The final collision and sudden stop had again thrown me against the back of Indy’s seat, but I found myself uninjured; I got the door open and almost fell out, ominous sounds and unfamiliar odors assailing my senses; Indy emerged from the other door, pushing his way past some bulging fabric balloon that had somehow burst from the dash panel, and together we began to extricate Nancy from the inverted posture she had involuntarily assumed …

Human reflexes cannot match those of the undead, but the speed of a living brain is a marvel. I heard a deep, grating growl behind me, and long, long before I turned in its direction I knew where we had come to rest and how untenable was our position.

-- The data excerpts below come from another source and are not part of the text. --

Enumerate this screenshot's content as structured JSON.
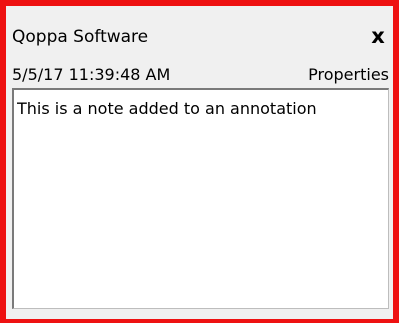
{
  "note": {
    "author": "Qoppa Software",
    "close_label": "x",
    "timestamp": "5/5/17 11:39:48 AM",
    "properties_label": "Properties",
    "text": "This is a note added to an annotation"
  },
  "colors": {
    "border": "#ee1111",
    "panel_background": "#f0f0f0",
    "text_area_background": "#ffffff"
  }
}
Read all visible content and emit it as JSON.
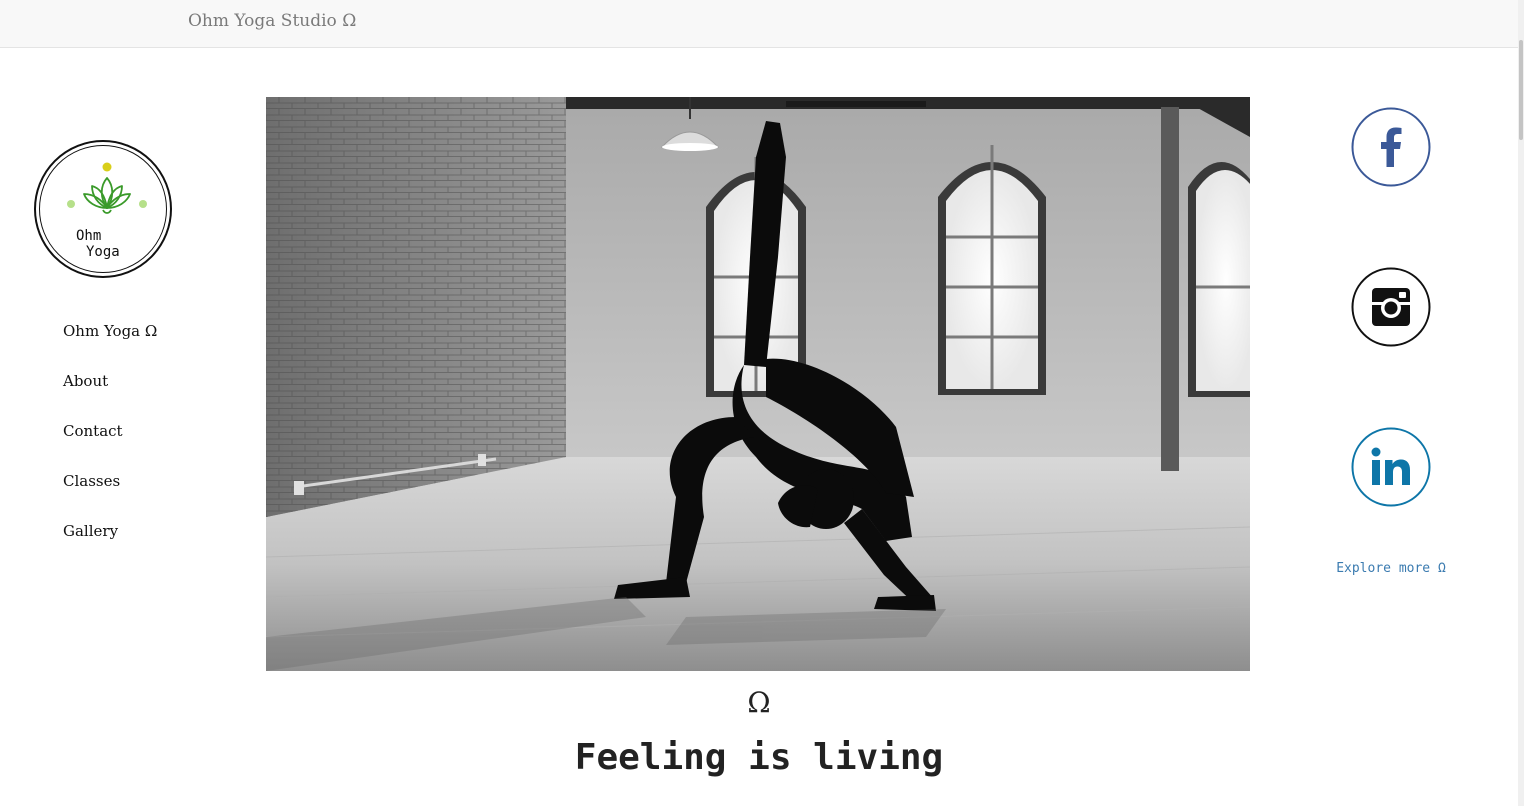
{
  "header": {
    "brand": "Ohm Yoga Studio Ω"
  },
  "logo": {
    "line1": "Ohm",
    "line2": "Yoga",
    "icon": "lotus-icon",
    "colors": {
      "leaf": "#3a9a2a",
      "dot_top": "#d9cf1a",
      "dot_side": "#b6e08a"
    }
  },
  "sidebar": {
    "items": [
      {
        "label": "Ohm Yoga Ω"
      },
      {
        "label": "About"
      },
      {
        "label": "Contact"
      },
      {
        "label": "Classes"
      },
      {
        "label": "Gallery"
      }
    ]
  },
  "hero": {
    "image": "black-and-white photo of a person in a yoga backbend pose in a studio with arched windows"
  },
  "main": {
    "symbol": "Ω",
    "headline": "Feeling is living"
  },
  "social": {
    "facebook": {
      "icon": "facebook-icon",
      "color": "#3b5998"
    },
    "instagram": {
      "icon": "instagram-icon",
      "color": "#111111"
    },
    "linkedin": {
      "icon": "linkedin-icon",
      "color": "#0e76a8"
    },
    "explore_label": "Explore more Ω"
  }
}
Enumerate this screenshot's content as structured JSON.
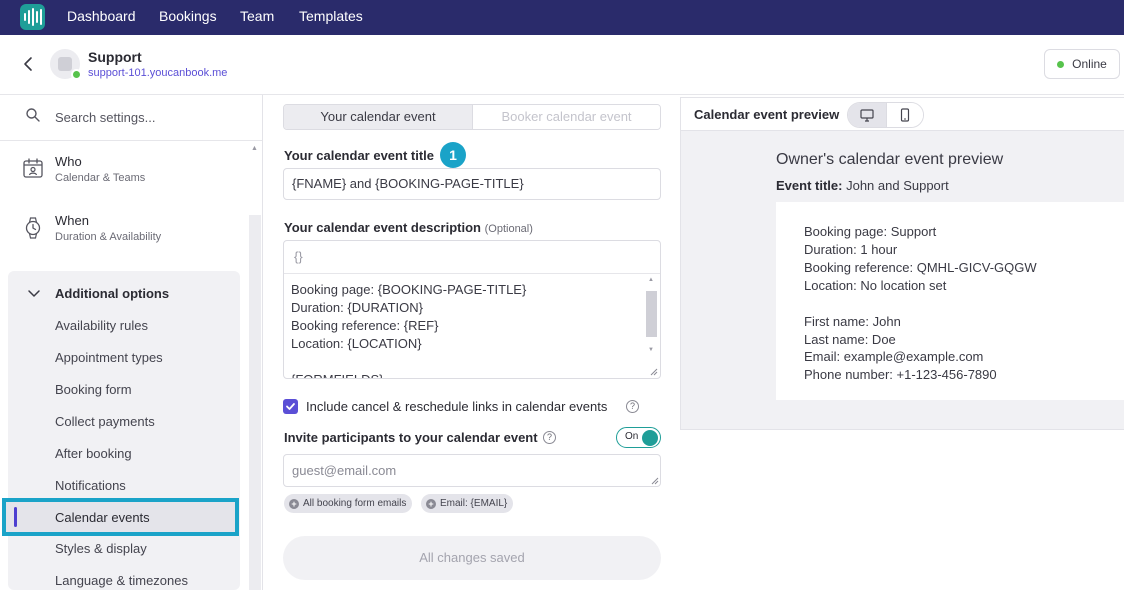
{
  "nav": {
    "items": [
      "Dashboard",
      "Bookings",
      "Team",
      "Templates"
    ]
  },
  "header": {
    "title": "Support",
    "link": "support-101.youcanbook.me",
    "status": "Online"
  },
  "sidebar": {
    "search_placeholder": "Search settings...",
    "sections": [
      {
        "title": "Who",
        "subtitle": "Calendar & Teams",
        "icon": "calendar-user-icon"
      },
      {
        "title": "When",
        "subtitle": "Duration & Availability",
        "icon": "watch-icon"
      }
    ],
    "additional": {
      "title": "Additional options",
      "items": [
        "Availability rules",
        "Appointment types",
        "Booking form",
        "Collect payments",
        "After booking",
        "Notifications",
        "Calendar events",
        "Styles & display",
        "Language & timezones"
      ],
      "active": "Calendar events"
    }
  },
  "form": {
    "tabs": [
      "Your calendar event",
      "Booker calendar event"
    ],
    "step_number": "1",
    "title_label": "Your calendar event title",
    "title_value": "{FNAME} and {BOOKING-PAGE-TITLE}",
    "desc_label": "Your calendar event description",
    "desc_optional": "(Optional)",
    "desc_token_icon": "{}",
    "desc_value": "Booking page: {BOOKING-PAGE-TITLE}\nDuration: {DURATION}\nBooking reference: {REF}\nLocation: {LOCATION}\n\n{FORMFIELDS}",
    "include_links_label": "Include cancel & reschedule links in calendar events",
    "invite_label": "Invite participants to your calendar event",
    "toggle_label": "On",
    "guest_placeholder": "guest@email.com",
    "chips": [
      "All booking form emails",
      "Email: {EMAIL}"
    ],
    "save_label": "All changes saved"
  },
  "preview": {
    "title": "Calendar event preview",
    "heading": "Owner's calendar event preview",
    "event_title_label": "Event title:",
    "event_title_value": "John and Support",
    "lines": [
      "Booking page: Support",
      "Duration: 1 hour",
      "Booking reference: QMHL-GICV-GQGW",
      "Location: No location set",
      "First name: John",
      "Last name: Doe",
      "Email: example@example.com",
      "Phone number: +1-123-456-7890"
    ]
  },
  "colors": {
    "nav_bg": "#2a2b6b",
    "brand_teal": "#1f9e98",
    "accent_purple": "#5b4fd6",
    "highlight_cyan": "#1aa3c8",
    "online_green": "#57c34c"
  }
}
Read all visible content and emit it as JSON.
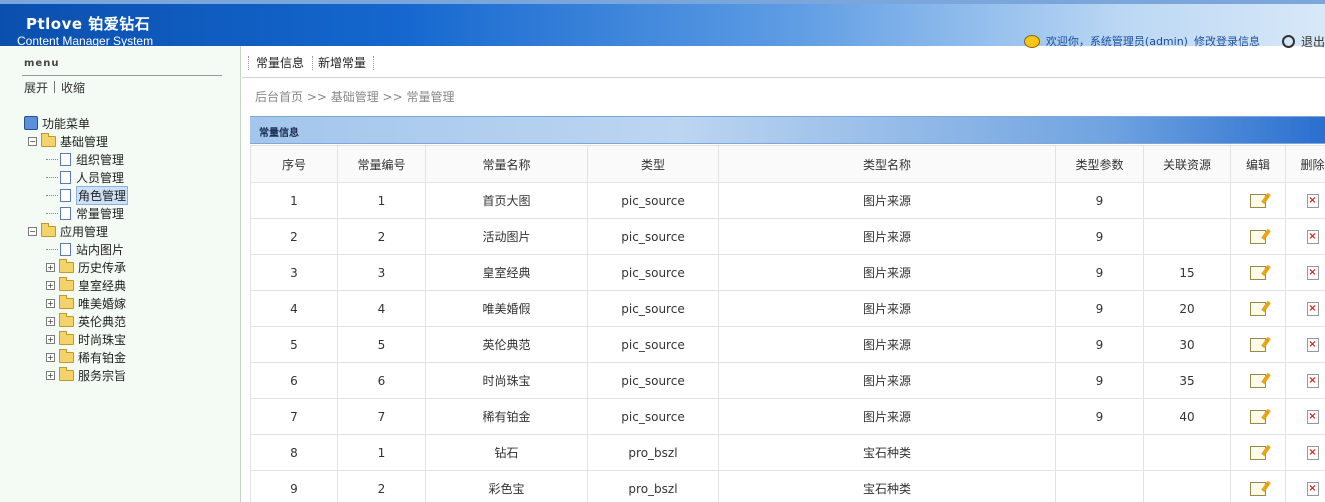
{
  "header": {
    "title": "Ptlove 铂爱钻石",
    "subtitle": "Content Manager System",
    "welcome": "欢迎你，系统管理员(admin)",
    "edit_login": "修改登录信息",
    "logout": "退出",
    "welcome_icon": "smiley-icon",
    "logout_icon": "power-icon"
  },
  "sidebar": {
    "menu_label": "menu",
    "expand": "展开",
    "collapse": "收缩",
    "root": "功能菜单",
    "groups": [
      {
        "label": "基础管理",
        "toggle": "−",
        "items": [
          "组织管理",
          "人员管理",
          "角色管理",
          "常量管理"
        ]
      },
      {
        "label": "应用管理",
        "toggle": "−",
        "items": [
          "站内图片",
          "历史传承",
          "皇室经典",
          "唯美婚嫁",
          "英伦典范",
          "时尚珠宝",
          "稀有铂金",
          "服务宗旨"
        ]
      }
    ],
    "selected": "角色管理"
  },
  "tabs": [
    "常量信息",
    "新增常量"
  ],
  "breadcrumb": "后台首页 >> 基础管理 >> 常量管理",
  "panel_title": "常量信息",
  "table": {
    "headers": [
      "序号",
      "常量编号",
      "常量名称",
      "类型",
      "类型名称",
      "类型参数",
      "关联资源",
      "编辑",
      "删除"
    ],
    "rows": [
      [
        "1",
        "1",
        "首页大图",
        "pic_source",
        "图片来源",
        "9",
        ""
      ],
      [
        "2",
        "2",
        "活动图片",
        "pic_source",
        "图片来源",
        "9",
        ""
      ],
      [
        "3",
        "3",
        "皇室经典",
        "pic_source",
        "图片来源",
        "9",
        "15"
      ],
      [
        "4",
        "4",
        "唯美婚假",
        "pic_source",
        "图片来源",
        "9",
        "20"
      ],
      [
        "5",
        "5",
        "英伦典范",
        "pic_source",
        "图片来源",
        "9",
        "30"
      ],
      [
        "6",
        "6",
        "时尚珠宝",
        "pic_source",
        "图片来源",
        "9",
        "35"
      ],
      [
        "7",
        "7",
        "稀有铂金",
        "pic_source",
        "图片来源",
        "9",
        "40"
      ],
      [
        "8",
        "1",
        "钻石",
        "pro_bszl",
        "宝石种类",
        "",
        ""
      ],
      [
        "9",
        "2",
        "彩色宝",
        "pro_bszl",
        "宝石种类",
        "",
        ""
      ]
    ]
  },
  "colors": {
    "header_blue": "#1467cf",
    "sidebar_bg": "#f3fbf4",
    "panel_header": "#a3c6ec"
  }
}
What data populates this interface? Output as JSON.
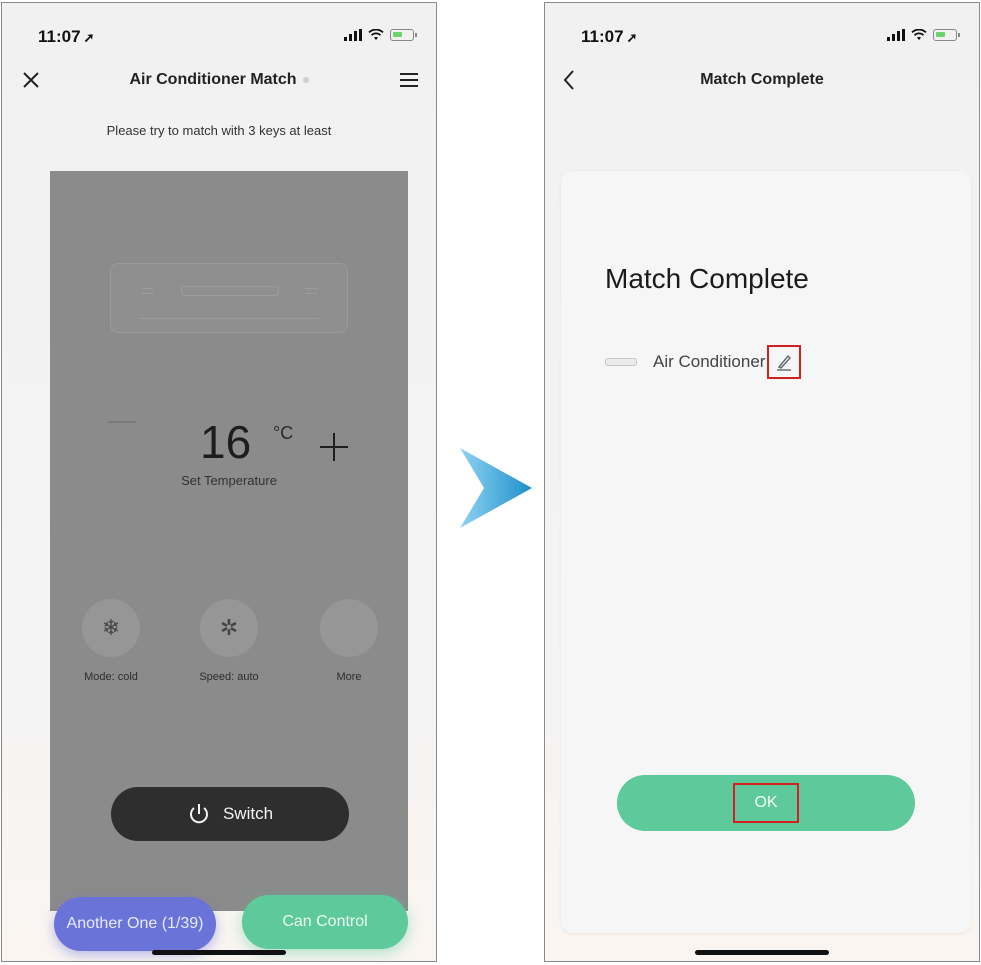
{
  "left_screen": {
    "status": {
      "time": "11:07"
    },
    "nav": {
      "title": "Air Conditioner Match"
    },
    "hint": "Please try to match with 3 keys at least",
    "remote": {
      "temperature": "16",
      "unit": "°C",
      "temp_label": "Set Temperature",
      "controls": [
        {
          "label": "Mode: cold",
          "icon": "snowflake-icon"
        },
        {
          "label": "Speed: auto",
          "icon": "fan-icon"
        },
        {
          "label": "More",
          "icon": "more-icon"
        }
      ],
      "switch_label": "Switch"
    },
    "buttons": {
      "another": "Another One (1/39)",
      "can_control": "Can Control"
    }
  },
  "right_screen": {
    "status": {
      "time": "11:07"
    },
    "nav": {
      "title": "Match Complete"
    },
    "card": {
      "heading": "Match Complete",
      "device_name": "Air Conditioner",
      "ok_label": "OK"
    }
  },
  "colors": {
    "accent_green": "#5ec99a",
    "accent_blue": "#6a74d8",
    "highlight_red": "#d32020",
    "arrow_blue": "#2a9fd6"
  }
}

It was a small crowd at Willy’s tonight, even with the dim interior lighting I could tell that much: perhaps a dozen of various breeds, and none of them vampires. (Most of those would be occupied with whatever was the unscheduled activity Spike had called for tonight; I had been derisively exempted, but ventured out in uncharacteristic solitude simply from curiosity.) Other demons are less punctilious about the proper observances, but still would be likely to stay to their homes or lairs on this particular night. That meant that the ones slowly advancing would be atypical, unpredictable, and probably the more dangerous because of it, though their numbers and nature would already provide them with all the advantage they should need.

Selina rolled across the hood of the SUV, alighting beside me as Indy continued to pull Nancy from the front. She swept her gaze across the mismatched throng gathering to confront us, and breathed, “What the hell …?”

“Meat,” the nearest one grunted; he was barely four feet tall, and almost as wide, with pebbled skin. “Pink meat.”

“Gents, gents!” This was a high, anxious voice from the back. “You know the rules. No killin’ within ten blocks, it draws too much attention to this place.”

“Rules are off,” another wheezed; one of the few lights was behind it, I could only see an outline, but the shoulder fronds would make it a Velga, though they were supposed to be extinct. “Forget rules, they violated our space on Halloween!”

Indy was at my left now, and in a low voice he said to me, “Something tells me this isn’t your everyday gin joint.”

“Remember what Nancy told us about all the odd things being enchanted children?” I said to him and to Selina. “That doesn’t apply to this bunch. Kill as many as you want.”

“That’s a good thing to know,” Selina said, and then the first rank charged.